Pour gagner la guerre, Israël doit d’abord inverser la tendance et en premier gagner la guerre de l’image qui révulse, gagner les cœurs qui tanguent. Mais face au scepticisme désormais puissamment croissant des populations mondiales, Tsahal en est réduit à diffuser des images du 7 octobre, afin sans doute de récupérer l’indispensable facteur de la guerre des cœurs qu’est l’émotion. On verra bien le résultat, mais que l’Etat hébreu étale ses morts au vu de tous et accepte de sacrifier ses ressortissants prisonniers en dit long sur le désarroi et le trouble collectif de la population israélienne. En un mot, Israël craint d’être lâché par les Occidentaux, ce qui pourrait bien se produire pour les mois ou les années à venir.
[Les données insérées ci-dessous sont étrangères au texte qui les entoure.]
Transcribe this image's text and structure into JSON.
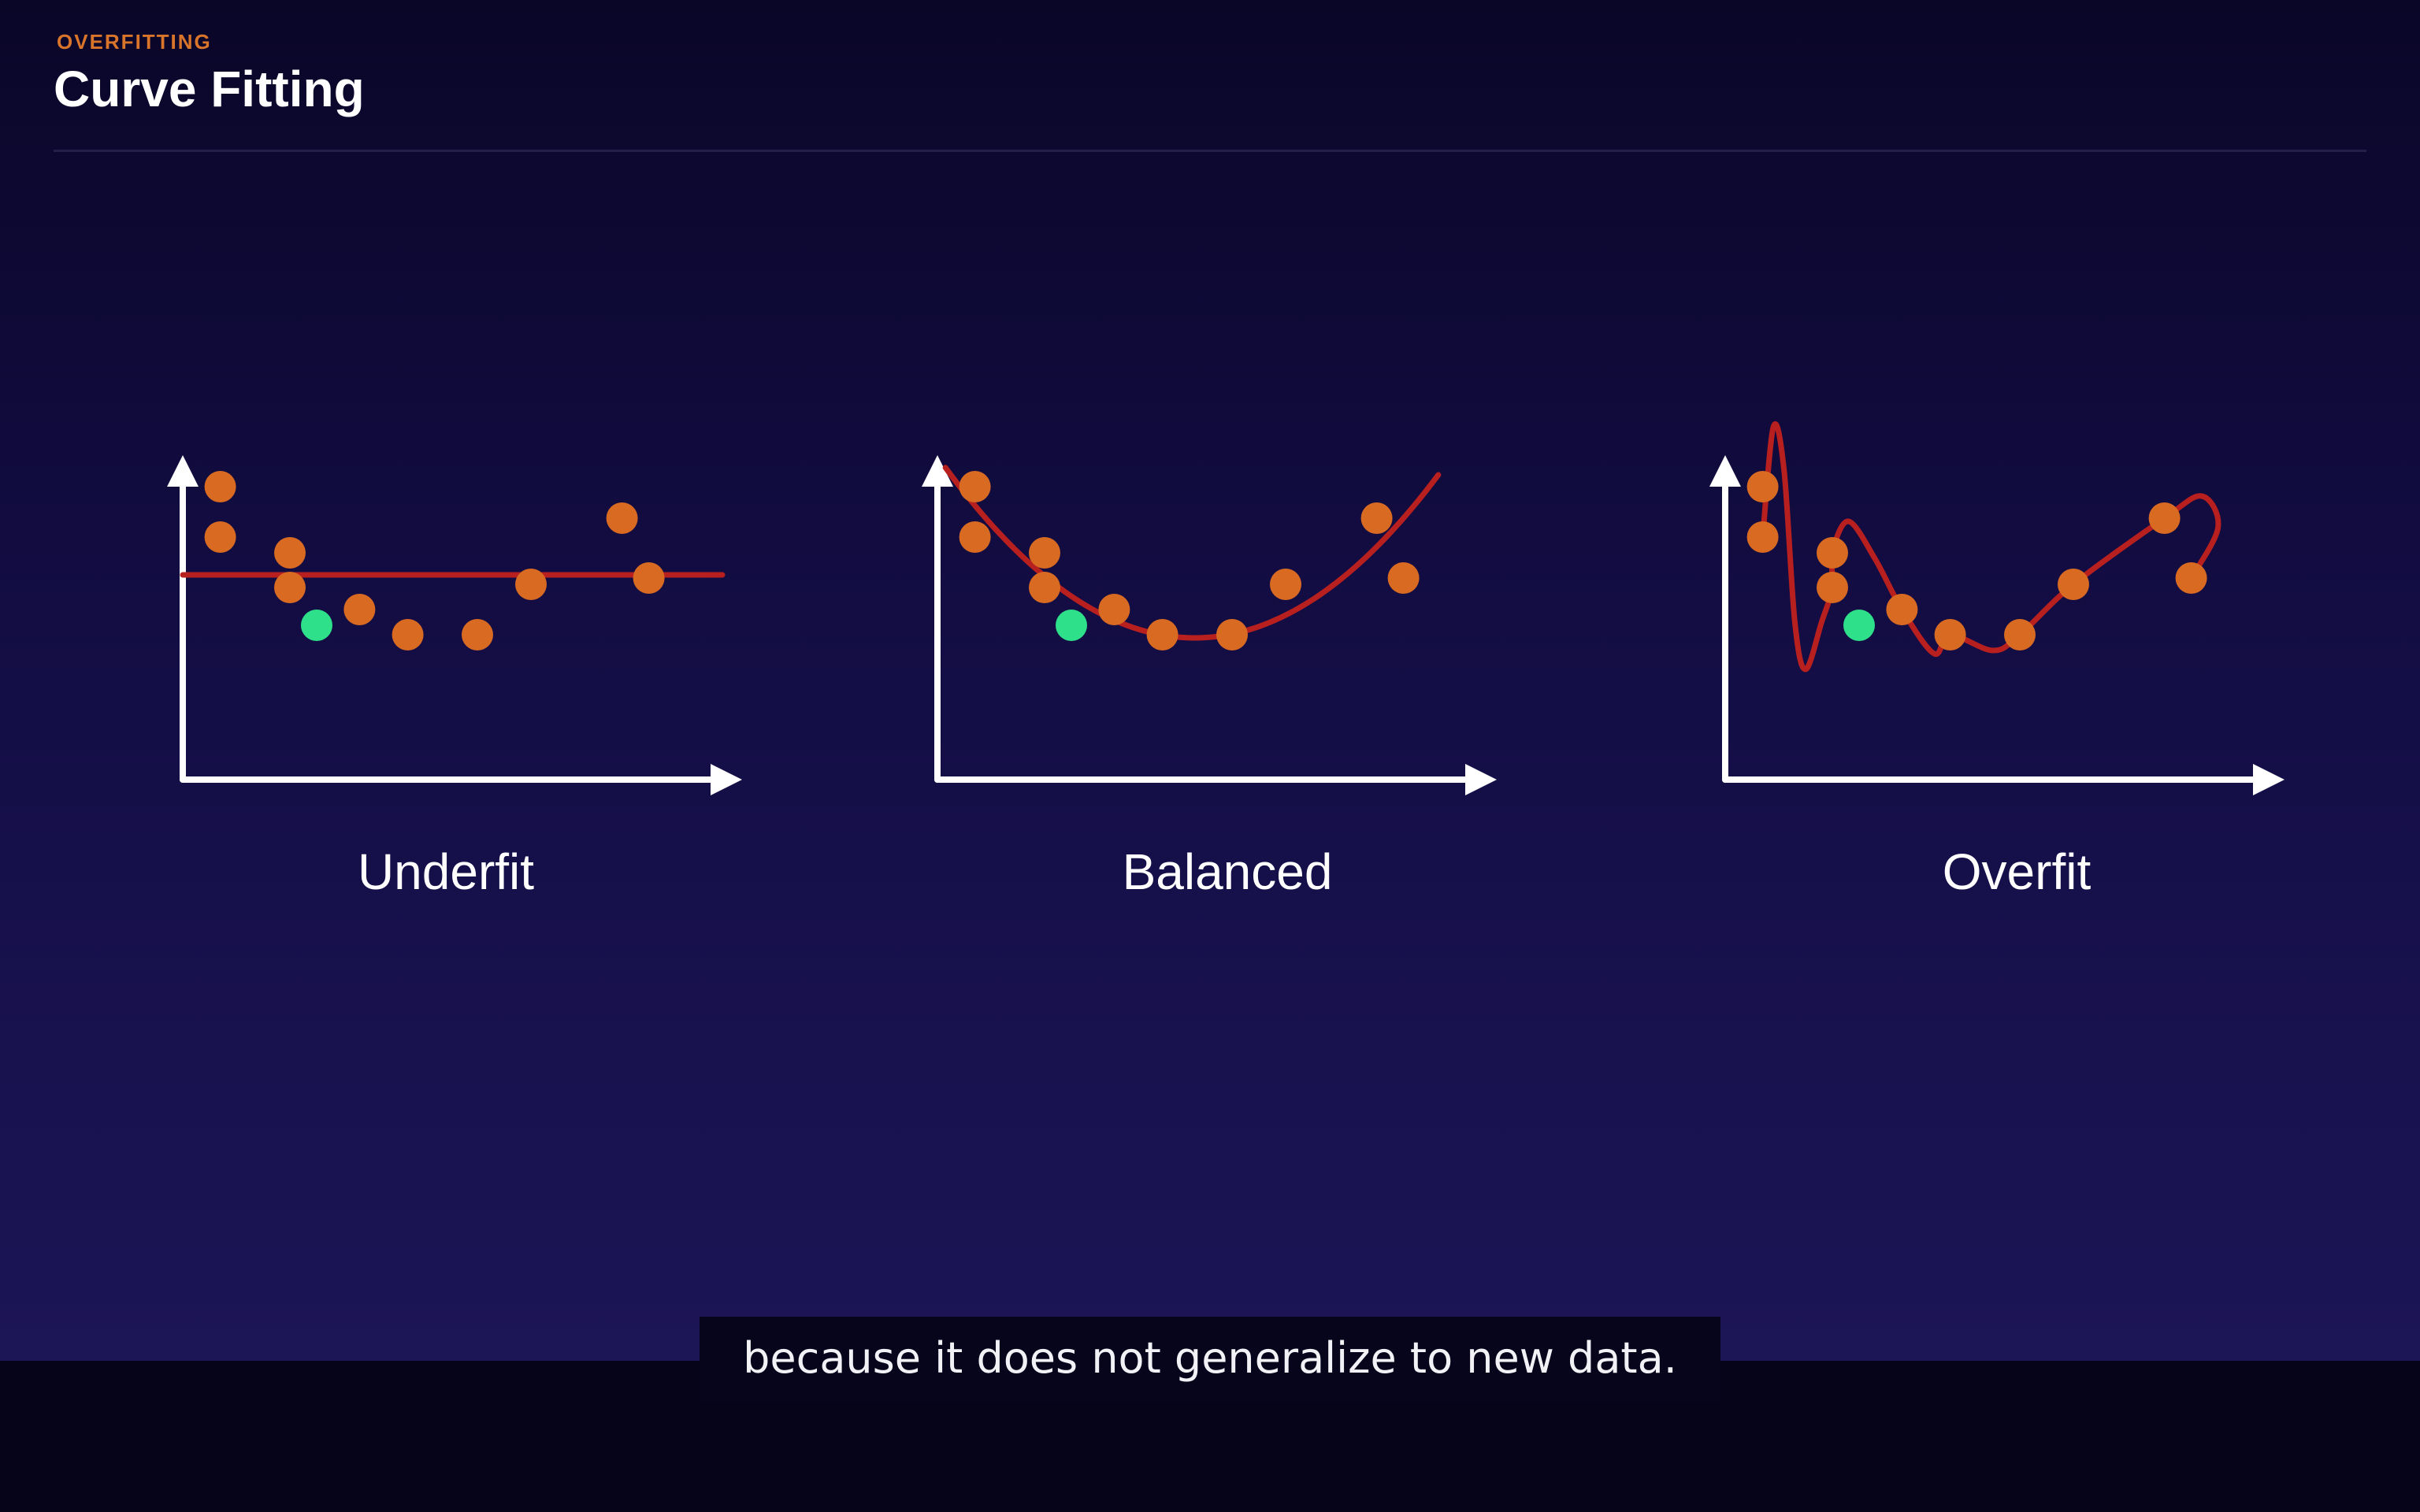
{
  "header": {
    "kicker": "OVERFITTING",
    "title": "Curve Fitting"
  },
  "subtitle": "because it does not generalize to new data.",
  "colors": {
    "data_point": "#d96a22",
    "new_point": "#2ee08a",
    "fit_curve": "#b8201f",
    "axes": "#ffffff"
  },
  "chart_data": [
    {
      "type": "scatter",
      "title": "Underfit",
      "fit": "constant",
      "points": [
        [
          0.7,
          9.3
        ],
        [
          0.7,
          7.7
        ],
        [
          2.0,
          7.2
        ],
        [
          2.0,
          6.1
        ],
        [
          3.3,
          5.4
        ],
        [
          4.2,
          4.6
        ],
        [
          5.5,
          4.6
        ],
        [
          6.5,
          6.2
        ],
        [
          8.2,
          8.3
        ],
        [
          8.7,
          6.4
        ]
      ],
      "new_point": [
        2.5,
        4.9
      ],
      "fit_line": 6.5,
      "xlim": [
        0,
        10
      ],
      "ylim": [
        0,
        10
      ]
    },
    {
      "type": "scatter",
      "title": "Balanced",
      "fit": "quadratic",
      "points": [
        [
          0.7,
          9.3
        ],
        [
          0.7,
          7.7
        ],
        [
          2.0,
          7.2
        ],
        [
          2.0,
          6.1
        ],
        [
          3.3,
          5.4
        ],
        [
          4.2,
          4.6
        ],
        [
          5.5,
          4.6
        ],
        [
          6.5,
          6.2
        ],
        [
          8.2,
          8.3
        ],
        [
          8.7,
          6.4
        ]
      ],
      "new_point": [
        2.5,
        4.9
      ],
      "xlim": [
        0,
        10
      ],
      "ylim": [
        0,
        10
      ]
    },
    {
      "type": "scatter",
      "title": "Overfit",
      "fit": "interpolating",
      "points": [
        [
          0.7,
          9.3
        ],
        [
          0.7,
          7.7
        ],
        [
          2.0,
          7.2
        ],
        [
          2.0,
          6.1
        ],
        [
          3.3,
          5.4
        ],
        [
          4.2,
          4.6
        ],
        [
          5.5,
          4.6
        ],
        [
          6.5,
          6.2
        ],
        [
          8.2,
          8.3
        ],
        [
          8.7,
          6.4
        ]
      ],
      "new_point": [
        2.5,
        4.9
      ],
      "xlim": [
        0,
        10
      ],
      "ylim": [
        0,
        10
      ]
    }
  ]
}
Dans les deux cas de figure, donc, Israël a déjà perdu, et il perdra encore plus quand les opinions publiques occidentales se retourneront d’une manière encore plus marquée. En effet, les dirigeants occidentaux (qui ne se rendent même pas compte qu'ils sont les complices silencieux de crimes de guerre) n’ont d’yeux que pour leurs sondages et n’ont aucun état d’âme à laisser massacrer Israéliens ou Palestiniens, pour peu que cela leur rapporte des suffrages, ou ne leur en retire pas. Or, leur électorat est en train de basculer…
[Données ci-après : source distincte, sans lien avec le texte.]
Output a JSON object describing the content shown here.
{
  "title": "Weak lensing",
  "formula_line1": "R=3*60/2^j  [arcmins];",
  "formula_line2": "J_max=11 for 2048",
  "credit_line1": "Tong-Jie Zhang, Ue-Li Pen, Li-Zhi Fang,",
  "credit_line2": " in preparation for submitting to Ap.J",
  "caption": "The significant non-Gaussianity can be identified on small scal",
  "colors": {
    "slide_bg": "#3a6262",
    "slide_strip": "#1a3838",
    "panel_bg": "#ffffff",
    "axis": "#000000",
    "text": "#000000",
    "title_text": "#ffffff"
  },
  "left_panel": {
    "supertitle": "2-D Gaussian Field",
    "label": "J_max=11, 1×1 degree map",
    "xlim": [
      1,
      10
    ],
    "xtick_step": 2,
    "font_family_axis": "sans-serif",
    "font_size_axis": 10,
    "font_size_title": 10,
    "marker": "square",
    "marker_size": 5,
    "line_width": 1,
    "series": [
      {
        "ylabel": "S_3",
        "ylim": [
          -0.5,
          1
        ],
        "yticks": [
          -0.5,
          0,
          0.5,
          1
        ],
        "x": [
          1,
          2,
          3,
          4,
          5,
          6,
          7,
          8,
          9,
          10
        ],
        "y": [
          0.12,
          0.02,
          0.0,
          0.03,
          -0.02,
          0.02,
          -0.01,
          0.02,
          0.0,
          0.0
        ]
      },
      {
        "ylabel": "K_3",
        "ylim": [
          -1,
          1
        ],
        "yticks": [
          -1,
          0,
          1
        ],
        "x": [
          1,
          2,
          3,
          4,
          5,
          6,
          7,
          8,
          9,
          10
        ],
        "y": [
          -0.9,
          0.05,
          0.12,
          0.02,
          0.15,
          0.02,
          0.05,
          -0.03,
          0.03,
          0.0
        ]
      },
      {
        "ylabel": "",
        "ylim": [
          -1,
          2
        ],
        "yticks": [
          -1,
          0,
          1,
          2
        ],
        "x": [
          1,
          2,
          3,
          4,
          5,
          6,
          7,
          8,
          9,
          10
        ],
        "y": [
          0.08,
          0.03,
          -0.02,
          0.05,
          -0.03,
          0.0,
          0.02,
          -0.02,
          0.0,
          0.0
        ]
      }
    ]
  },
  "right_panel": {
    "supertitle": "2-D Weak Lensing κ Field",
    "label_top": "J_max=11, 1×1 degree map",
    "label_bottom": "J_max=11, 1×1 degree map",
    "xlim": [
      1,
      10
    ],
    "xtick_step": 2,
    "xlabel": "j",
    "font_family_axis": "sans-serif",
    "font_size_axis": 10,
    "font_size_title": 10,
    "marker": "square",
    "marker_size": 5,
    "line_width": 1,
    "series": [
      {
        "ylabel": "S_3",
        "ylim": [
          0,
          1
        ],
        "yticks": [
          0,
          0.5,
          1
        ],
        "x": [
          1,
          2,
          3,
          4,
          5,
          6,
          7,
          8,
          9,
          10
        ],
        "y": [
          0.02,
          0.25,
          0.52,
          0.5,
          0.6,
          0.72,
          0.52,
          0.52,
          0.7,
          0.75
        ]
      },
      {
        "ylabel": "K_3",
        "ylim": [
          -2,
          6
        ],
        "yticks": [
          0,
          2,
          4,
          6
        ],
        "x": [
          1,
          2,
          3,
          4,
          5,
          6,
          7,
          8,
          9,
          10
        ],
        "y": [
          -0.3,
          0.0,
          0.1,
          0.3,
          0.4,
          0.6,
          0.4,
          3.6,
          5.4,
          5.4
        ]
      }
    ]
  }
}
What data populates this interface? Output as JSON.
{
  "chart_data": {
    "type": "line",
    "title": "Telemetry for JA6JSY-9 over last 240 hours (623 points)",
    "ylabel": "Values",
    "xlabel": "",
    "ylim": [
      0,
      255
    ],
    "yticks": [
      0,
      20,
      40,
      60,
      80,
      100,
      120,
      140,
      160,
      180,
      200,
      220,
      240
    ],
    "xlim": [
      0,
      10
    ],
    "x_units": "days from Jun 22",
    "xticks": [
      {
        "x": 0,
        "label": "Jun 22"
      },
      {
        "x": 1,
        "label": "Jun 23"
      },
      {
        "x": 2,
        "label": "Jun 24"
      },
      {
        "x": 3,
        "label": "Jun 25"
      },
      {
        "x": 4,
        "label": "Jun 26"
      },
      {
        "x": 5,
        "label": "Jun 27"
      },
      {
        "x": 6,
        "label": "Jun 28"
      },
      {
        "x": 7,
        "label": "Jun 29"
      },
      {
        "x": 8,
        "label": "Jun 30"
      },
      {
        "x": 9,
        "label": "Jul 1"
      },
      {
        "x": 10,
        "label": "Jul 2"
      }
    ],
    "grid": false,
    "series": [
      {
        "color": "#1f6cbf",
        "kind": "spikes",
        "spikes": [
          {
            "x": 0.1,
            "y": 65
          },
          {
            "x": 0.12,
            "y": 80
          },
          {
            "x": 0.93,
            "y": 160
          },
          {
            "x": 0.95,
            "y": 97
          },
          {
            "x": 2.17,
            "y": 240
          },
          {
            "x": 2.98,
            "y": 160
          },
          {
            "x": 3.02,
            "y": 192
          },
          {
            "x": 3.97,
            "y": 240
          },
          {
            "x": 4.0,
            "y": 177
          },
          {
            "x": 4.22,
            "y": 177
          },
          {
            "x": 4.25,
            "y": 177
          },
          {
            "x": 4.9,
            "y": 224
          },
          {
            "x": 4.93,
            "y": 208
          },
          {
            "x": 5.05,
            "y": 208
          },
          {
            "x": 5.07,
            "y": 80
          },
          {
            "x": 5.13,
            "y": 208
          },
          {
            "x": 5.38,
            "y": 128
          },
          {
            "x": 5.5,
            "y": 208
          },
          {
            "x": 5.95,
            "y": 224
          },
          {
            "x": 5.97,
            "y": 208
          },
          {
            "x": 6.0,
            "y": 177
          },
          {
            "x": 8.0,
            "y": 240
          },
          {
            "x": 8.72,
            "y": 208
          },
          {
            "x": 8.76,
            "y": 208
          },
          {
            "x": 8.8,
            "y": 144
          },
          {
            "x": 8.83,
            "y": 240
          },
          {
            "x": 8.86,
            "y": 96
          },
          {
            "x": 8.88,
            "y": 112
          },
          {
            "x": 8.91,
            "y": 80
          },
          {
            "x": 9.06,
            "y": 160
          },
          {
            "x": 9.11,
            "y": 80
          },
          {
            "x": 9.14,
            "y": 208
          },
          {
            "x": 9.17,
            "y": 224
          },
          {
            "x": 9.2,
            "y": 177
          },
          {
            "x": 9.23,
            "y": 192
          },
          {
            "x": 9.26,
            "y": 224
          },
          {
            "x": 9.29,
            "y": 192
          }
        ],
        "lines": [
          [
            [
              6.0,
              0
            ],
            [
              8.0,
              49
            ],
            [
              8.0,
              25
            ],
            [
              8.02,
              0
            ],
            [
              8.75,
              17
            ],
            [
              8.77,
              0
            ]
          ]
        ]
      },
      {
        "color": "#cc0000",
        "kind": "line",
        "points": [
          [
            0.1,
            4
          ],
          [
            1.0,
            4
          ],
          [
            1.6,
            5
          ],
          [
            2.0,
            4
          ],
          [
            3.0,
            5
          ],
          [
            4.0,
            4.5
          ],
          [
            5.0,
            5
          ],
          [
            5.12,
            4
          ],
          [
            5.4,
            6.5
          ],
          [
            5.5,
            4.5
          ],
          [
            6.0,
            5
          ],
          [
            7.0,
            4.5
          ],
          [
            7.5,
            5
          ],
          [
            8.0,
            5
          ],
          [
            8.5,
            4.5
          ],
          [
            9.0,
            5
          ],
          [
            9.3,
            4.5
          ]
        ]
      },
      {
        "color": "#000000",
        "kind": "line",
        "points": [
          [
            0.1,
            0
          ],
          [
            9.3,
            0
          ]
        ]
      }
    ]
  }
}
Ainsi, qu’Israël perde cette guerre, avec les risques que cela peut comporter sur un embrasement général craint (et donc refusé) par l’Occident, où qu’il la gagne, au prix d’un massacre généralisé, la donne changera profondément, face à des opinions publiques occidentales bouleversées par cette barbarie sauvage et épuisées par les efforts de guerre en Ukraine et aujourd’hui pour Israël, face à des Etats arabes plus influents et moins soumis qu’avant à l’Occident, face à des puissances régionales qui équilibrent en la réduisant l’influence des Européens et Américains.
« Une méchante paix est pire que la guerre », disait Tacite. Une méchante guerre serait un prélude à la paix, pourrions-nous ajouter. Dans l’intervalle, la folie meurtrière d’Israël s’est enclenchée, la troublante cécité occidentale s’affirme et la préparation au combat-suicide du Hamas/Hezbollah se confirme. Mais le nombre critique de morts pour inverser la tendance n’est bien malheureusement pas encore atteint. Quand cela sera, les négociateurs des deux camps seront en sang et en guenilles, avec des Israéliens tendus et des Palestiniens désormais entendus.